American businessman

Tom Albanese (born ) is the former chief executive officer of the Vedanta Resources and the former chief executive officer and a board member of the Rio Tinto Group. He was asked to resign from Rio Tinto on January 17, 2013 and was replaced by Sam Walsh. Albanese to stepped down as Vedanta CEO in August 2017.

==Biography==
Albanese was born in New Jersey and earned both a bachelor's degree in mineral economics and a master's in mining engineering from the University of Alaska Fairbanks. After college he worked in Alaska on a gold mining project in 1981, which mining company NERCO purchased.

=== Family ===
He is married and has two children.

===Career===
The Portland, Oregon based NERCO was a subsidiary of PacifiCorp, which was acquired by Rio Tinto Group in 1993 through a subsidiary. Albanese moved to London to take the position of Rio Tinto's chief of exploration in 1995, and then in 1998 became the president of the subsidiary that had purchased NERCO. He received another promotion in 2006 to the position of director of group resources.
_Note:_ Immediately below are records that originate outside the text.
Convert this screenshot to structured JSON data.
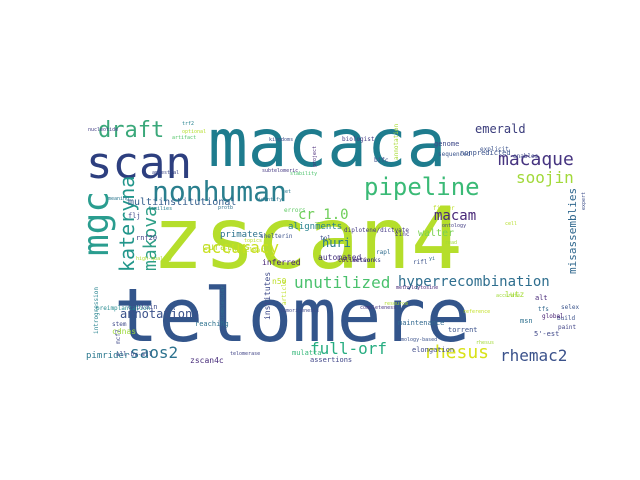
{
  "cloud": {
    "words": [
      {
        "text": "zscan4",
        "color": "#b5de2b"
      },
      {
        "text": "macaca",
        "color": "#1e7c8e"
      },
      {
        "text": "telomere",
        "color": "#33558b"
      },
      {
        "text": "scan",
        "color": "#2d3f7f"
      },
      {
        "text": "mgc",
        "color": "#2a9d8f"
      },
      {
        "text": "nonhuman",
        "color": "#2a7f8e"
      },
      {
        "text": "pipeline",
        "color": "#3aba76"
      },
      {
        "text": "draft",
        "color": "#3aa87a"
      },
      {
        "text": "makova",
        "color": "#2f9f87"
      },
      {
        "text": "kateryna",
        "color": "#22968b"
      },
      {
        "text": "macaque",
        "color": "#463480"
      },
      {
        "text": "soojin",
        "color": "#a2d93a"
      },
      {
        "text": "emerald",
        "color": "#3b3d7c"
      },
      {
        "text": "misassemblies",
        "color": "#31688e"
      },
      {
        "text": "accuracy",
        "color": "#c9e020"
      },
      {
        "text": "full-orf",
        "color": "#27ad81"
      },
      {
        "text": "rhesus",
        "color": "#d8e219"
      },
      {
        "text": "rhemac2",
        "color": "#3b528b"
      },
      {
        "text": "saos2",
        "color": "#2c728e"
      },
      {
        "text": "unutilized",
        "color": "#4ac16d"
      },
      {
        "text": "hyperrecombination",
        "color": "#2e6e8e"
      },
      {
        "text": "macam",
        "color": "#482878"
      },
      {
        "text": "huri",
        "color": "#2a798e"
      },
      {
        "text": "cr_1.0",
        "color": "#6ece58"
      },
      {
        "text": "annotations",
        "color": "#3b528b"
      },
      {
        "text": "curators",
        "color": "#b8de29"
      },
      {
        "text": "multiinstitutional",
        "color": "#355f8d"
      },
      {
        "text": "primates",
        "color": "#2c728e"
      },
      {
        "text": "alignments",
        "color": "#26828e"
      },
      {
        "text": "walter",
        "color": "#7ad151"
      },
      {
        "text": "automated",
        "color": "#46327e"
      },
      {
        "text": "zscan4c",
        "color": "#472c7a"
      },
      {
        "text": "pimrider",
        "color": "#2a788e"
      },
      {
        "text": "cdnas",
        "color": "#9dd93b"
      },
      {
        "text": "inferred",
        "color": "#482475"
      },
      {
        "text": "institutes",
        "color": "#3e4a89"
      },
      {
        "text": "n50",
        "color": "#bddf26"
      },
      {
        "text": "explain",
        "color": "#3e4c8a"
      },
      {
        "text": "reaching",
        "color": "#2d718e"
      },
      {
        "text": "assertions",
        "color": "#404688"
      },
      {
        "text": "mulatta",
        "color": "#35b779"
      },
      {
        "text": "elongation",
        "color": "#3e4989"
      },
      {
        "text": "maintenance",
        "color": "#31688e"
      },
      {
        "text": "torrent",
        "color": "#3b528b"
      },
      {
        "text": "collection",
        "color": "#471365"
      },
      {
        "text": "diplotene/dictyate",
        "color": "#443983"
      },
      {
        "text": "networks",
        "color": "#414487"
      },
      {
        "text": "5'-est",
        "color": "#3f4788"
      },
      {
        "text": "lutz",
        "color": "#a5db36"
      },
      {
        "text": "alt",
        "color": "#482979"
      },
      {
        "text": "msn",
        "color": "#2d708e"
      },
      {
        "text": "genome",
        "color": "#3e4989"
      },
      {
        "text": "nonpredicted",
        "color": "#3b528b"
      },
      {
        "text": "biologist",
        "color": "#443a83"
      },
      {
        "text": "stability",
        "color": "#4cc26c"
      },
      {
        "text": "flj",
        "color": "#3f4788"
      },
      {
        "text": "rnf20",
        "color": "#414487"
      },
      {
        "text": "errors",
        "color": "#5ec962"
      },
      {
        "text": "zinc",
        "color": "#453781"
      },
      {
        "text": "rapl",
        "color": "#2f6c8e"
      },
      {
        "text": "yi",
        "color": "#2f6b8e"
      },
      {
        "text": "rifl",
        "color": "#3b528b"
      },
      {
        "text": "build",
        "color": "#3b518b"
      },
      {
        "text": "paint",
        "color": "#414487"
      },
      {
        "text": "global",
        "color": "#482173"
      },
      {
        "text": "tfs",
        "color": "#31688e"
      },
      {
        "text": "selex",
        "color": "#3a538b"
      },
      {
        "text": "enables",
        "color": "#3f4889"
      },
      {
        "text": "bifc",
        "color": "#3d4d8a"
      },
      {
        "text": "explicit",
        "color": "#3b528b"
      },
      {
        "text": "sequenced",
        "color": "#3a548c"
      },
      {
        "text": "finger",
        "color": "#bddf26"
      },
      {
        "text": "expert",
        "color": "#3d4e8a"
      },
      {
        "text": "methylcytosine",
        "color": "#482677"
      },
      {
        "text": "nucleotide",
        "color": "#433e85"
      },
      {
        "text": "trf2",
        "color": "#26828e"
      },
      {
        "text": "optional",
        "color": "#b5de2b"
      },
      {
        "text": "artifact",
        "color": "#54c568"
      },
      {
        "text": "kingdoms",
        "color": "#3d4e8a"
      },
      {
        "text": "project",
        "color": "#482878"
      },
      {
        "text": "annotation",
        "color": "#a8db34"
      },
      {
        "text": "subtelomeric",
        "color": "#453882"
      },
      {
        "text": "stem",
        "color": "#3e4989"
      },
      {
        "text": "mcf7",
        "color": "#3e4989"
      },
      {
        "text": "introgression",
        "color": "#26828e"
      },
      {
        "text": "preimplantation",
        "color": "#23898e"
      },
      {
        "text": "all-by-all",
        "color": "#3e4a89"
      },
      {
        "text": "telomerase",
        "color": "#414487"
      },
      {
        "text": "cytonuclear",
        "color": "#c0df25"
      },
      {
        "text": "accurate",
        "color": "#a0da39"
      },
      {
        "text": "rhesus",
        "color": "#a2da37"
      },
      {
        "text": "reference",
        "color": "#c2df23"
      },
      {
        "text": "resource",
        "color": "#b2dd2d"
      },
      {
        "text": "homology-based",
        "color": "#3b528b"
      },
      {
        "text": "completeness",
        "color": "#463480"
      },
      {
        "text": "biomolecular",
        "color": "#2d708e"
      },
      {
        "text": "high-quality",
        "color": "#b0dd2f"
      },
      {
        "text": "meaning",
        "color": "#2a768e"
      },
      {
        "text": "topics",
        "color": "#bddf26"
      },
      {
        "text": "shelterin",
        "color": "#3b528b"
      },
      {
        "text": "article",
        "color": "#bddf26"
      },
      {
        "text": "tumorigenesis",
        "color": "#3e4989"
      },
      {
        "text": "protb",
        "color": "#2e6f8e"
      },
      {
        "text": "cell",
        "color": "#b5de2b"
      },
      {
        "text": "read",
        "color": "#a2da37"
      },
      {
        "text": "ontology",
        "color": "#433d84"
      },
      {
        "text": "ancestral",
        "color": "#3e4a89"
      },
      {
        "text": "families",
        "color": "#26818e"
      },
      {
        "text": "identify",
        "color": "#2c738e"
      },
      {
        "text": "set",
        "color": "#2a788e"
      },
      {
        "text": "tol",
        "color": "#3e4a89"
      }
    ]
  }
}
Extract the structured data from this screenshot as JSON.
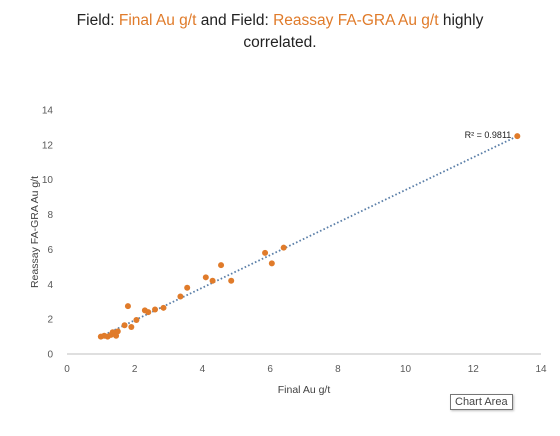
{
  "title": {
    "p1": "Field: ",
    "f1": "Final Au g/t",
    "p2": " and Field: ",
    "f2": "Reassay FA-GRA Au g/t",
    "p3": " highly",
    "line2": "correlated."
  },
  "tooltip": "Chart Area",
  "colors": {
    "points": "#e07b2a",
    "trendline": "#5b7fa8",
    "title_highlight": "#e07b2a"
  },
  "chart_data": {
    "type": "scatter",
    "xlabel": "Final Au g/t",
    "ylabel": "Reassay FA-GRA Au g/t",
    "xlim": [
      0,
      14
    ],
    "ylim": [
      0,
      14
    ],
    "xticks": [
      0,
      2,
      4,
      6,
      8,
      10,
      12,
      14
    ],
    "yticks": [
      0,
      2,
      4,
      6,
      8,
      10,
      12,
      14
    ],
    "grid": false,
    "annotation": "R² = 0.9811",
    "trendline": {
      "type": "linear",
      "from": [
        1.0,
        1.0
      ],
      "to": [
        13.3,
        12.5
      ]
    },
    "series": [
      {
        "points": [
          [
            1.0,
            1.0
          ],
          [
            1.1,
            1.05
          ],
          [
            1.2,
            1.0
          ],
          [
            1.3,
            1.1
          ],
          [
            1.35,
            1.25
          ],
          [
            1.45,
            1.05
          ],
          [
            1.5,
            1.3
          ],
          [
            1.7,
            1.65
          ],
          [
            1.8,
            2.75
          ],
          [
            1.9,
            1.55
          ],
          [
            2.05,
            1.95
          ],
          [
            2.3,
            2.5
          ],
          [
            2.4,
            2.4
          ],
          [
            2.6,
            2.55
          ],
          [
            2.85,
            2.65
          ],
          [
            3.35,
            3.3
          ],
          [
            3.55,
            3.8
          ],
          [
            4.1,
            4.4
          ],
          [
            4.3,
            4.2
          ],
          [
            4.55,
            5.1
          ],
          [
            4.85,
            4.2
          ],
          [
            5.85,
            5.8
          ],
          [
            6.05,
            5.2
          ],
          [
            6.4,
            6.1
          ],
          [
            13.3,
            12.5
          ]
        ]
      }
    ]
  }
}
According to Forbes magazine, Albanese's total 2007 compensation was valued at $12,596,000. He has previously held several managerial positions within Rio Tinto's organization, including at North Limited and Kennecott Utah Copper. He has also served on the boards of Ivanhoe Mines (2006–07) and Palabora Mining Company (2004–06). In March 2014, he became the CEO of London-based mining company Vedanta Resources.